I have been trying to get this script to work for literally days and I think that I'm almost there but it isn't quite working. My understanding of PHP is limited and I have hacked this script together from a lot of other scripts.
I have separated the script in to two parts. Each of these parts work when run on their own but when they are placed together the page never loads.
The first part checks a URL for any external links ignoring any nofollow links.
The second part checks the server response header for a url
The whole script should find any external, followed links on a web page and then check if any of links are broken.

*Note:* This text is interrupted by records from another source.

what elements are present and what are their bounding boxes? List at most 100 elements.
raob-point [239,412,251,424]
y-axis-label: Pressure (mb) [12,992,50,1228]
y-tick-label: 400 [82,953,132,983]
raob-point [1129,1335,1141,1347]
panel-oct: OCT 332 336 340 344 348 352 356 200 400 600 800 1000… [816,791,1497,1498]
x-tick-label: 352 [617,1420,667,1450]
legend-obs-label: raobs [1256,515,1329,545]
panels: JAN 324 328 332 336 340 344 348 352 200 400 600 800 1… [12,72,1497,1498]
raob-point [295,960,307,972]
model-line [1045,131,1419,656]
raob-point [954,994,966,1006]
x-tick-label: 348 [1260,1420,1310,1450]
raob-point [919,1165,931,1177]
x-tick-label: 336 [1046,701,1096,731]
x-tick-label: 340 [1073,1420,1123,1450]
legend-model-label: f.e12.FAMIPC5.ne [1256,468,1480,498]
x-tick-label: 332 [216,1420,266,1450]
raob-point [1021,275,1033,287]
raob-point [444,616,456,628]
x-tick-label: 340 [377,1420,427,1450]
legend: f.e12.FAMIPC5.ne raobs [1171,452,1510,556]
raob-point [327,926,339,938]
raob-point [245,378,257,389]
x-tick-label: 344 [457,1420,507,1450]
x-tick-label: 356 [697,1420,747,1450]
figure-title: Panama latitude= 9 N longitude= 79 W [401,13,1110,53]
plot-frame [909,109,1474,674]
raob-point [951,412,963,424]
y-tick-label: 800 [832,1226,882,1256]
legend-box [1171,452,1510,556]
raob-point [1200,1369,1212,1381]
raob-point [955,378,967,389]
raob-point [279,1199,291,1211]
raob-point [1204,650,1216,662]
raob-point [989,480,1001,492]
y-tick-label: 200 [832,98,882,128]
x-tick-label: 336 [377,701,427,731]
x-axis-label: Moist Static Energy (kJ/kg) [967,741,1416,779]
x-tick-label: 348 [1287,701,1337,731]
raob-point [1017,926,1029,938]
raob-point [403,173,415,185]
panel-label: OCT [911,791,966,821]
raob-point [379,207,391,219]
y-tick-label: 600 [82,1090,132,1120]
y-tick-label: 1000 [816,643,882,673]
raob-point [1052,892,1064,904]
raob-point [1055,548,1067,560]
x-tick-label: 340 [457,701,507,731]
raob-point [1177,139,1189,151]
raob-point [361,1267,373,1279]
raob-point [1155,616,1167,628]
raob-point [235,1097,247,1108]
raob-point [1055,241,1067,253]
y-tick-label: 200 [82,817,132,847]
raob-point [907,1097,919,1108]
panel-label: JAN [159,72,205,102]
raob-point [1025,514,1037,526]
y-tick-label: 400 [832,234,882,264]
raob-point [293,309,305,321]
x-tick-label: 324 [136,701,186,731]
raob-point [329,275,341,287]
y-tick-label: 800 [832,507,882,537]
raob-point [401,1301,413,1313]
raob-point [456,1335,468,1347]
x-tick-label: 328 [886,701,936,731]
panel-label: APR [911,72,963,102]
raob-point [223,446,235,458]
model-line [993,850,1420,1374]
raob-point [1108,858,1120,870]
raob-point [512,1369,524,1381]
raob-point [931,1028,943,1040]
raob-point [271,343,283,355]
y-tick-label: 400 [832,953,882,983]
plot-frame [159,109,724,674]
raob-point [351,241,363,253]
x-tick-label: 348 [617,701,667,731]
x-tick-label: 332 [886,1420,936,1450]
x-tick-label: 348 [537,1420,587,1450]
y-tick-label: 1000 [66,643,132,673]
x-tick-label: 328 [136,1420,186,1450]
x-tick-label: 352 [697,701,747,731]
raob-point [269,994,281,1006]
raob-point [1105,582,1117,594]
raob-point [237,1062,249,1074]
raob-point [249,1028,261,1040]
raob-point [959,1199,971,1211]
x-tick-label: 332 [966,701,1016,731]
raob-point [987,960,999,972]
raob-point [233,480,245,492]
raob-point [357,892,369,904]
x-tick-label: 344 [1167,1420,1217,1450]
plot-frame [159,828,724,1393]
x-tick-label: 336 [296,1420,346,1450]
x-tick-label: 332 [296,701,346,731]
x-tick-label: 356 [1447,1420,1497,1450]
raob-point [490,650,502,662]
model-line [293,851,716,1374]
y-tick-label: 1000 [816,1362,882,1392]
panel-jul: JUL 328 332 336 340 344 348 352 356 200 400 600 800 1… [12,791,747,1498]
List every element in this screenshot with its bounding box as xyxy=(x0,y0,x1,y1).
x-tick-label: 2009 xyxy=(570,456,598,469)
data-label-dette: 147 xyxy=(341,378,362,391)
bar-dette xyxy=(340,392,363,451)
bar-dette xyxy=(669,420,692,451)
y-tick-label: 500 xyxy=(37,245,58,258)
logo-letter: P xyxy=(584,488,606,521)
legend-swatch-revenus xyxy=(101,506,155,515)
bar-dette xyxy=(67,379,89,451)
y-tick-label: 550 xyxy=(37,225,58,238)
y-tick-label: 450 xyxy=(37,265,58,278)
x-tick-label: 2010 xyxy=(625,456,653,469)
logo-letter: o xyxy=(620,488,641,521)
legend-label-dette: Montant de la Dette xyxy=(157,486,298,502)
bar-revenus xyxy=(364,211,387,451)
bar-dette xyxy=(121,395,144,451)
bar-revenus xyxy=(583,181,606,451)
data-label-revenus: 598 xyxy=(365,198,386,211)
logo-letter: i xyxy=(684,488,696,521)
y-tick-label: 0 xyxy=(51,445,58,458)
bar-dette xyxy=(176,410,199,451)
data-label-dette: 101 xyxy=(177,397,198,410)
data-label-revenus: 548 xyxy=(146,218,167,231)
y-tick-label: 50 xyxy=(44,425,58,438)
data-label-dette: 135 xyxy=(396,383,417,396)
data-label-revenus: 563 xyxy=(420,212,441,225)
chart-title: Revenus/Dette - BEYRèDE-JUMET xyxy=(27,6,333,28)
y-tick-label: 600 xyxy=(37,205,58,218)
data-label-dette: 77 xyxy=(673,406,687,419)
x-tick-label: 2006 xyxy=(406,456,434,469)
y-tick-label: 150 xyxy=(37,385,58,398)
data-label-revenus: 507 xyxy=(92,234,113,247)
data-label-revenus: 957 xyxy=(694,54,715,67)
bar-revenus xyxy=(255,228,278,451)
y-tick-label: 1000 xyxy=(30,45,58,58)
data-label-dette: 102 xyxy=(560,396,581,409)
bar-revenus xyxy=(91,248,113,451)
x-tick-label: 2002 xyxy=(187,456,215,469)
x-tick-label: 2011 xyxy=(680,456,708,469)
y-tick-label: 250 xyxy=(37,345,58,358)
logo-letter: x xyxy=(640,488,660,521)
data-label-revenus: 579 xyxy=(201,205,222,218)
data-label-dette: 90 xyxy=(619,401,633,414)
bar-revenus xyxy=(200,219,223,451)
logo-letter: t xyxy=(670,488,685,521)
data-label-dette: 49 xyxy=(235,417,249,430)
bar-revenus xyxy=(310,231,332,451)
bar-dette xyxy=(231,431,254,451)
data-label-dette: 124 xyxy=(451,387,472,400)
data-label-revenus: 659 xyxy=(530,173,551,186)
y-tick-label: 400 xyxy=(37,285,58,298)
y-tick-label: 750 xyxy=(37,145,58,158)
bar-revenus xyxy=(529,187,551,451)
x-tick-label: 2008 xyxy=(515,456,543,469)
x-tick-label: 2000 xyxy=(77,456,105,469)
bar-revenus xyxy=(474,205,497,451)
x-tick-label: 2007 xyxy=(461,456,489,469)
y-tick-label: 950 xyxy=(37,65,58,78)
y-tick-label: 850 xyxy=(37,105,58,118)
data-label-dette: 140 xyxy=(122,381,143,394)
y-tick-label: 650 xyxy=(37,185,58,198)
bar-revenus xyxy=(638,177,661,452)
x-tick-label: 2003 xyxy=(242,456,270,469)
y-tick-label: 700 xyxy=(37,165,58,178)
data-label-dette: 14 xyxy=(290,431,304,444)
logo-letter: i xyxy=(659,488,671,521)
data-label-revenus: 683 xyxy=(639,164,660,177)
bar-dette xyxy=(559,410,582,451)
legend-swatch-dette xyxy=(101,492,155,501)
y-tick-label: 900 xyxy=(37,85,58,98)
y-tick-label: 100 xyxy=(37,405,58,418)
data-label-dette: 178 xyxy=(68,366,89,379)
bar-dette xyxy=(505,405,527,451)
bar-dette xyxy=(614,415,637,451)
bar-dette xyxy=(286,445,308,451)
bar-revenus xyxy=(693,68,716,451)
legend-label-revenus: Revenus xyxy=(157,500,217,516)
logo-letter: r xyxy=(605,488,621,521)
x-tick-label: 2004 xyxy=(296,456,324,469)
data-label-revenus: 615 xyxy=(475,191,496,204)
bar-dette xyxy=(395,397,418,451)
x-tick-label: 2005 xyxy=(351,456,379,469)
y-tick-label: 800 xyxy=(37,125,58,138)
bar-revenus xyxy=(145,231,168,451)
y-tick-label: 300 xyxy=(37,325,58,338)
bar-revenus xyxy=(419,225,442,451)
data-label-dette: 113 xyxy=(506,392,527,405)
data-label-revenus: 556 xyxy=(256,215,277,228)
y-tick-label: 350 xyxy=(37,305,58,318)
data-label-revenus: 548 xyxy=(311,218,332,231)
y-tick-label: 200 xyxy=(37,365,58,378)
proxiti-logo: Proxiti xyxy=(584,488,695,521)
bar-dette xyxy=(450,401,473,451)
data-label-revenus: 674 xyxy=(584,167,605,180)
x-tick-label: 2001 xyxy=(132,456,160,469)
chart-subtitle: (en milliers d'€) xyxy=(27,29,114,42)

Any help to get this working would be very much appreciated.
<?php
// This is the first part of the script to get a list of external links from a web page ignoring any nofollow links
// Set the parent URL
$url = 'http://www.example.com';
$pUrl = parse_url($url);
// Load the HTML into a DOMDocument
$doc = new DOMDocument;
@$doc->loadHTMLFile($url);
// Look for all the 'a' elements
$links = $doc->getElementsByTagName('a');
$numLinks = 0;
foreach ($links as $link) {
// Exclude if not a link or has 'nofollow'
preg_match_all('/\S+/', strtolower($link->getAttribute('rel')), $rel);
if (!$link->hasAttribute('href') || in_array('nofollow', $rel[0])) {
continue;
}
// Exclude if internal link
$href = $link->getAttribute('href');
if (substr($href, 0, 2) === '//') {
// Deal with protocol relative URLs as found on Wikipedia
$href = $pUrl['scheme'] . ':' . $href;
}
$pHref = @parse_url($href);
if (!$pHref || !isset($pHref['host']) ||
strtolower($pHref['host']) === strtolower($pUrl['host'])
) {
continue;
}
// Increment counter otherwise
echo $link->getAttribute('href') . " - ";
$numLinks++;
// This is the second part of the script to check to see if the link returns no response or a 404 response.
// Reset $checkurl
$checkurl = '';
// Set the URL to check server response code
$checkurl = $link->getAttribute('href');
// Check header response for URL
file_get_contents($checkurl);
$response = $http_response_header[0];
// If 404 exists in response then set as 404
if (strpos($response,'404') !== false) {
$server_response = '404';
}
// If there is no response then set as 404
if ($response == '') {
$server_response = '404';
}
echo $server_response;
echo '<br>';
}
?>